My school gives me 7-8 minutes with parents. I like to follow the following pattern, perfected with engineering projects in middle school:
- Give them an activity to work on. Have them work on it for a minute or two.
- Start talking about how the process they are doing connects to themes in the course.
- Get them to actually answer some questions and think as if they are students
- Bell rings. Profit!
The hard part is finding something that they can see enough of in 3 minutes to lead to a productive discussion about overarching themes for an entire year! But I found some, for geometry and statistics, and now I share them with you.
Geometry Class – Defining a Whatchmacallit
The pictures in this assignment, and the general idea, come from the Discovering Geometry textbook that used to be published by Key Curriculum Press. The questions are mine. What I like about this for meet-the-teacher night is that it allows you to see SEVERAL of the Habits of Mind (to use CME’s expression) that I emphasize in geometry – looking for commonalities / invariants, looking for differences, looking for “loopholes”, finding counterexamples, analyzing other answers. It goes on and on. My most interesting takeaway here was how much better adults are at writing minimal definitions – every adult who shared gave me the simplest possible definition – a shape with one of those triangly things inside – that works. I had exactly one student out of 30 give me that definition. The rest of the definitions all mentioned the things that were allowed but not required, which adults did not do. Interesting!

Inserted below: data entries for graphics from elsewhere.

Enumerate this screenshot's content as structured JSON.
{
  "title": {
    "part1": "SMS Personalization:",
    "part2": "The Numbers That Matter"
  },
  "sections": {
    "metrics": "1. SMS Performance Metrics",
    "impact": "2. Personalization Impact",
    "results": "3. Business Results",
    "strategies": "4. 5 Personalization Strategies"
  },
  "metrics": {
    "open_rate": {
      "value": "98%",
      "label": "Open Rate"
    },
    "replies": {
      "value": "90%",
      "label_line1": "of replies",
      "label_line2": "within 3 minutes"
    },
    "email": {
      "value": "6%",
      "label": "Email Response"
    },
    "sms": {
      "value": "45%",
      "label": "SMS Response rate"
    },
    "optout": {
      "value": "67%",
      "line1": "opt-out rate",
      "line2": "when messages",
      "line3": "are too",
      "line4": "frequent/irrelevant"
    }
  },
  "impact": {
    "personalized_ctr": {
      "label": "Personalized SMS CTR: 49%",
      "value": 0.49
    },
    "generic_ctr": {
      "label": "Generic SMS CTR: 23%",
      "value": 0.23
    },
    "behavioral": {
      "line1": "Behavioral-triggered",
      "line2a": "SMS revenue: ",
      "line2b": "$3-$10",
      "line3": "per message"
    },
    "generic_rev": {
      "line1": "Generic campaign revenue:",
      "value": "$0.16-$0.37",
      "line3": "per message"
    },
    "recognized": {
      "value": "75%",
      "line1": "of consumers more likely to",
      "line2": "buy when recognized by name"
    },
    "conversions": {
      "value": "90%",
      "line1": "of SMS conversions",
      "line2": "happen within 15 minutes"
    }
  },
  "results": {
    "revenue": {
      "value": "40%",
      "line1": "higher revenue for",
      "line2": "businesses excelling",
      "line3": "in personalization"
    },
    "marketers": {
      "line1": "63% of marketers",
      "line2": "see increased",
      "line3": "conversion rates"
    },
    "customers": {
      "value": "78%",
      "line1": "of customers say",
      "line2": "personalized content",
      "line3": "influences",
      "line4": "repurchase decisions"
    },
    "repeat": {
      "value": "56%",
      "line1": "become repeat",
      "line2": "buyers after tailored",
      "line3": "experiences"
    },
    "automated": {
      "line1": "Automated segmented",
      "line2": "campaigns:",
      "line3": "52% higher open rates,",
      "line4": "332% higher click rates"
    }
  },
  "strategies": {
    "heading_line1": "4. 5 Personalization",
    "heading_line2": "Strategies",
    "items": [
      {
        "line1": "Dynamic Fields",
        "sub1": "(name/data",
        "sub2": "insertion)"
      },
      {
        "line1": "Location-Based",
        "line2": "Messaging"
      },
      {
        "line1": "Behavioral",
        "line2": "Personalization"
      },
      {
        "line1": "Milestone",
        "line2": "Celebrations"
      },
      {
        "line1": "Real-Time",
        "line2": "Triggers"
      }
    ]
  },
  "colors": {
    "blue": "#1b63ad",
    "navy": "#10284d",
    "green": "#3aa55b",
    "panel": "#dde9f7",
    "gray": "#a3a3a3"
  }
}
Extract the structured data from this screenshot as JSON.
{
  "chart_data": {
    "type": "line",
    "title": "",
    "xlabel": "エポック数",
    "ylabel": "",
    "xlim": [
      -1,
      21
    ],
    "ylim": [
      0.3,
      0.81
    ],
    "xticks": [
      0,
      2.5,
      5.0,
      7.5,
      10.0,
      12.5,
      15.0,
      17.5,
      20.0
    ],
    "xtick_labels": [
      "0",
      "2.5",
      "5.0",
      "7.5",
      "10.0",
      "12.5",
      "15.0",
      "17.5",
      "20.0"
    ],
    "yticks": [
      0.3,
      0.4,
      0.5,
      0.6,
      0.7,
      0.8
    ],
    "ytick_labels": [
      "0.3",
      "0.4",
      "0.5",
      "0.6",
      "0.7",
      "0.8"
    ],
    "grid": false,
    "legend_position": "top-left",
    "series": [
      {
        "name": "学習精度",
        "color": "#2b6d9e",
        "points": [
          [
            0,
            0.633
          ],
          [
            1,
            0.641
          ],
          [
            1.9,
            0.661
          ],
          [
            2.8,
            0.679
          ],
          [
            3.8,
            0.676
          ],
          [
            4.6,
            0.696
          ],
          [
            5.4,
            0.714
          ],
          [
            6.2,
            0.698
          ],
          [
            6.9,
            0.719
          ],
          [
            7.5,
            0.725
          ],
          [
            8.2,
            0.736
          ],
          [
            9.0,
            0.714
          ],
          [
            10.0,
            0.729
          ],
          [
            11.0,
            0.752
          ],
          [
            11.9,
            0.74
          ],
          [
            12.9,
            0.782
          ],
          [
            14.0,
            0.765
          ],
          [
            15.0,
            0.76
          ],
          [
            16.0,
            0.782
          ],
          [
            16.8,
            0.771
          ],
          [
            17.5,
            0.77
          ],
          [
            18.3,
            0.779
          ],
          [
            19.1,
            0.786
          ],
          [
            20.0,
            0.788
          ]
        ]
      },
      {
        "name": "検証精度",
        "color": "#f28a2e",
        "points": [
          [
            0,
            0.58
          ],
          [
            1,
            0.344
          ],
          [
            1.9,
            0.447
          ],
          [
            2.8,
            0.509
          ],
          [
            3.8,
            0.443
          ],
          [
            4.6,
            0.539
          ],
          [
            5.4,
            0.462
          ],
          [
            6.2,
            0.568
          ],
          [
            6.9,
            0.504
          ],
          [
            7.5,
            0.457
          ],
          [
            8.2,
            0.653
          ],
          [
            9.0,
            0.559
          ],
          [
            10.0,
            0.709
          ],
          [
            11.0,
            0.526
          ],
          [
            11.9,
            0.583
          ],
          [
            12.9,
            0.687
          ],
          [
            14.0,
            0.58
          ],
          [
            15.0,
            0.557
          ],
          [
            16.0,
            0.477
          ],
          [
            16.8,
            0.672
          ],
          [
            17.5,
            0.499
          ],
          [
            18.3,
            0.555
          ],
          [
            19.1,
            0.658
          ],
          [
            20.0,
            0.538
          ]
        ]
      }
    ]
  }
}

Statistics – Hiring Discrimination in Airlines
In statistics, I decided to do one of the earliest activities from my text – Hiring Discrimination. This is great because it lets us get at the concept of statistical significance, and the idea of “how unlikely does it need to be for YOU to think they cheated?” – that is, the idea of p-values. The opinions on this one are strong!
Both of these worked really well. A win! I will probably do exactly the same thing next year, as it seemed positive across the board. Yay.